Schnell reiße ich also meinen Blick von seinem Oberkörper los und sehe in seine stechenden, hellblauen Augen, die aber überhaupt nicht einschüchternd wirken, sondern ganz im Gegenteil freundlich und einladend aussehen. Seine dunkelbraunen Haare sehen aus, als habe er heute Morgen in den Spiegel gesehen und sich gedacht: "Alles klar, hier ist sowieso nichts mehr zu retten." Mindestens fünf Wirbel sorgen dafür, dass die einzelnen Strähnen in alle möglichen Richtungen abstehen.

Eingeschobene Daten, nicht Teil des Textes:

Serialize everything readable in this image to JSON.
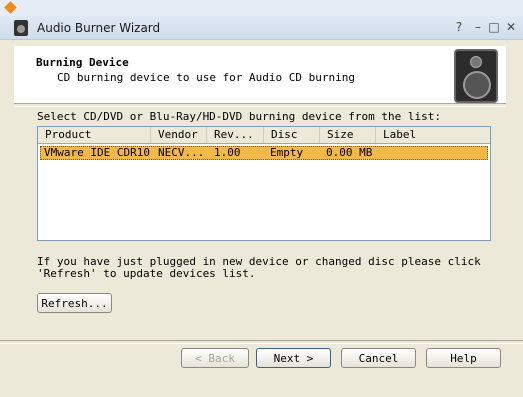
{
  "window": {
    "title": "Audio Burner Wizard",
    "controls": {
      "help": "?",
      "minimize": "–",
      "maximize": "□",
      "close": "✕"
    }
  },
  "header": {
    "title": "Burning Device",
    "subtitle": "CD burning device to use for Audio CD burning"
  },
  "prompt": "Select CD/DVD or Blu-Ray/HD-DVD burning device from the list:",
  "device_list": {
    "columns": [
      "Product",
      "Vendor",
      "Rev...",
      "Disc",
      "Size",
      "Label"
    ],
    "rows": [
      {
        "product": "VMware IDE CDR10",
        "vendor": "NECV...",
        "rev": "1.00",
        "disc": "Empty",
        "size": "0.00 MB",
        "label": ""
      }
    ],
    "selected_row_color": "#f3b84a"
  },
  "note": {
    "line1": "If you have just plugged in new device or changed disc please click",
    "line2": "'Refresh' to update devices list."
  },
  "buttons": {
    "refresh": "Refresh...",
    "back": "< Back",
    "next": "Next >",
    "cancel": "Cancel",
    "help": "Help"
  }
}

Einige fallen ihm in die Stirn und ein paar von ihnen sind sogar lang genug, um seine langen, schwarzen Wimpern zu streifen.

Seine schön geschwungenen, rosanen Lippen verziehen sich zu einem Grinsen. Er löst seine Hand von meiner und dreht sich wieder zu Chloe um. Ich komme nicht umhin zu sagen, dass er wirklich gut aussieht.

"Und dieser schlechtgelaunte, niemals lachende und immer mit seinem Handy beschäftigte Junge ist Jason", fährt Chloe fort.

Der dunkelblonde Typ, der neben Chloe auf einem Stuhl sitzt, sieht von seinem Handy auf und schaut in ihr Gesicht. "Du hast gut aussehend vergessen", erwidert er, ohne ein Miene zu verziehen und wendet sich wieder von uns ab. In dem kurzen Moment, in dem ich sein Gesicht erkennen kann, fallen mir seine ausgeprägten Kiefer- und Wangenknochen auf.